The Minnesota DNR has announced that water levels will remain lowered on Marsh Lake, northwest of Montevideo, through the summer of 2021 in order to protect and strengthen the vegetation established last year. The lowered water levels will limit angling opportunities this spring and summer before managers begin to refill the basin around Sept. 1 or as weather conditions allow.

Marsh Lake is a 5,000-acre reservoir along the Minnesota River, and is an important nesting area and  migration point for hundreds of thousands of ducks and geese, as well as one of the most important rookeries for American white pelicans.

Lac qui Parle area wildlife manager Walt Gessler said:

Lowered lake levels mimic a natural drought and reset aquatic ecosystems. Drawdowns and dry conditions improve habitat and water quality by consolidating sediments on the lake bottoms, so vegetation above and below the water to get reestablished.

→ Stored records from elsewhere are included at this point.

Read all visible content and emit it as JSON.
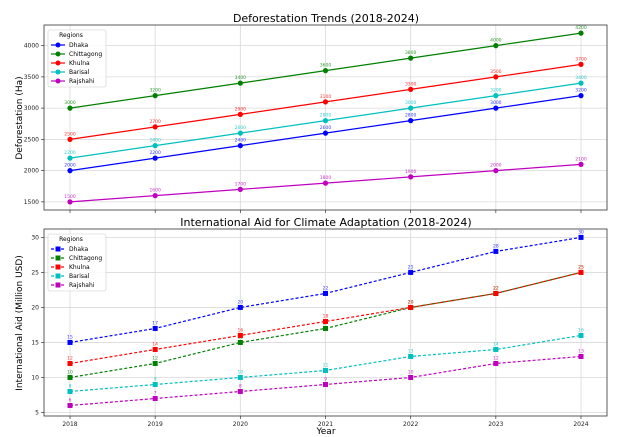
{
  "chart_data": [
    {
      "type": "line",
      "title": "Deforestation Trends (2018-2024)",
      "xlabel": "",
      "ylabel": "Deforestation (Ha)",
      "x": [
        2018,
        2019,
        2020,
        2021,
        2022,
        2023,
        2024
      ],
      "xticks": [
        "2018",
        "2019",
        "2020",
        "2021",
        "2022",
        "2023",
        "2024"
      ],
      "ylim": [
        1370,
        4330
      ],
      "yticks": [
        1500,
        2000,
        2500,
        3000,
        3500,
        4000
      ],
      "grid": true,
      "marker": "circle",
      "linestyle": "solid",
      "legend": {
        "title": "Regions",
        "placement": "top-left"
      },
      "series": [
        {
          "name": "Dhaka",
          "color": "#0000ff",
          "values": [
            2000,
            2200,
            2400,
            2600,
            2800,
            3000,
            3200
          ]
        },
        {
          "name": "Chittagong",
          "color": "#008000",
          "values": [
            3000,
            3200,
            3400,
            3600,
            3800,
            4000,
            4200
          ]
        },
        {
          "name": "Khulna",
          "color": "#ff0000",
          "values": [
            2500,
            2700,
            2900,
            3100,
            3300,
            3500,
            3700
          ]
        },
        {
          "name": "Barisal",
          "color": "#00bfbf",
          "values": [
            2200,
            2400,
            2600,
            2800,
            3000,
            3200,
            3400
          ]
        },
        {
          "name": "Rajshahi",
          "color": "#bf00bf",
          "values": [
            1500,
            1600,
            1700,
            1800,
            1900,
            2000,
            2100
          ]
        }
      ]
    },
    {
      "type": "line",
      "title": "International Aid for Climate Adaptation (2018-2024)",
      "xlabel": "Year",
      "ylabel": "International Aid (Million USD)",
      "x": [
        2018,
        2019,
        2020,
        2021,
        2022,
        2023,
        2024
      ],
      "xticks": [
        "2018",
        "2019",
        "2020",
        "2021",
        "2022",
        "2023",
        "2024"
      ],
      "ylim": [
        4.5,
        31.2
      ],
      "yticks": [
        5,
        10,
        15,
        20,
        25,
        30
      ],
      "grid": true,
      "marker": "square",
      "linestyle": "dashed",
      "legend": {
        "title": "Regions",
        "placement": "top-left"
      },
      "series": [
        {
          "name": "Dhaka",
          "color": "#0000ff",
          "values": [
            15,
            17,
            20,
            22,
            25,
            28,
            30
          ]
        },
        {
          "name": "Chittagong",
          "color": "#008000",
          "values": [
            10,
            12,
            15,
            17,
            20,
            22,
            25
          ]
        },
        {
          "name": "Khulna",
          "color": "#ff0000",
          "values": [
            12,
            14,
            16,
            18,
            20,
            22,
            25
          ]
        },
        {
          "name": "Barisal",
          "color": "#00bfbf",
          "values": [
            8,
            9,
            10,
            11,
            13,
            14,
            16
          ]
        },
        {
          "name": "Rajshahi",
          "color": "#bf00bf",
          "values": [
            6,
            7,
            8,
            9,
            10,
            12,
            13
          ]
        }
      ]
    }
  ]
}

The lake drawdown is possible because of the Marsh Lake ecosystem restoration project, which wrapped up in early 2020. The nearly $13 million project with the U.S. Army Corps of Engineers provided a stone-arch fish passage, dam realignment and new water control structure. It also rerouted the Pomme de Terre River back to its historic channel, which once again drains into the Minnesota River downstream of the dam.